Serj Montreniuc, the Mandarin-speaking Asia representative of Lion-Gri, said his company was the only one from Moldova to attend the Hong Kong Vinexpo in 2006.

"It was tough," he said. "Nobody even knew what country we were from."

At this Vinexpo event, there were representatives from five companies, which had banded to form the Moldovan Wine Guide. Montreniuc, meanwhile, had organized Moldovan wine festivals around China, where they had been selling for a year and a half.

Montreniuc was full of hope. "In China, when people hear 'This is French wine,' the first thing they think is 'It's fake.' Because there's a lot of fake wine made in China. But there's no fake Moldovan wine, because nobody even knows what it is yet. We see a big opportunity."

Tom-H. Rappe of Bear Creek Winery in Lodi, California, was sharing a stall with a sister company, Ironstone, whose name would be familiar with anyone who buys midpriced bottles in Hong Kong.

They were displaying their Dog Tail brand, whose cartoonish rainbow-hued labels advertised wines like Fire Hydrant Red and Watchdog White. (Varietals are called "Purebred," while blends are called "Mutts.")

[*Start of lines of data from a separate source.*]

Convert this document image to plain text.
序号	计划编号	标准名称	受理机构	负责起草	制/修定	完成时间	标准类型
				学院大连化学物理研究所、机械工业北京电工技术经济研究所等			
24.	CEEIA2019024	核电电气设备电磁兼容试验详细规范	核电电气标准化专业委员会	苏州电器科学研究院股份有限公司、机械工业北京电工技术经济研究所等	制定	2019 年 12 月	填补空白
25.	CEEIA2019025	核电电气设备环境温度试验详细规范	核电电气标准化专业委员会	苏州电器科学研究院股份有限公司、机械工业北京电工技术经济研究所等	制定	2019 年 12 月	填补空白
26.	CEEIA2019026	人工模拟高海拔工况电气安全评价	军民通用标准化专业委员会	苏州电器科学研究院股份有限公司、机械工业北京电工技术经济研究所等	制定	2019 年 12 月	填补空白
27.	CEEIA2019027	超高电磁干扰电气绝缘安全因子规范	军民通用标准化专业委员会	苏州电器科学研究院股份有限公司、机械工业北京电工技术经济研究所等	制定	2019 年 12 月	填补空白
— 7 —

Rappe attended the first Vinexpo event in Hong Kong in 1998.

"This traffic is quality traffic, compared to past years," he said. "There are more potential customers, and more mainland Chinese along with the Hong Kong Chinese. But there are others, too, from the Philippines, Singapore, Thailand, Vietnam. So far, it's exceeded expectations."

He said the Acker auction had little to do with ordinary consumers, or ordinary vendors like himself, but that high-profile events could have a "halo effect" on a city.

Heriard Dubreuil, of Vinexpo, would not comment directly on reports that Hong Kong's speculative young bankers were shipping in more crates of expensive vintages than they could drink.

"You can't buy something without knowing what you're doing," she said. "You may have the money, but you also have to become a connoisseur with time."

She said Hong Kong had to concentrate on education and culture to grow into its role as a wine hub. She compared it to a fine vintage: "You don't age something for two generations if it wasn't any good to start with."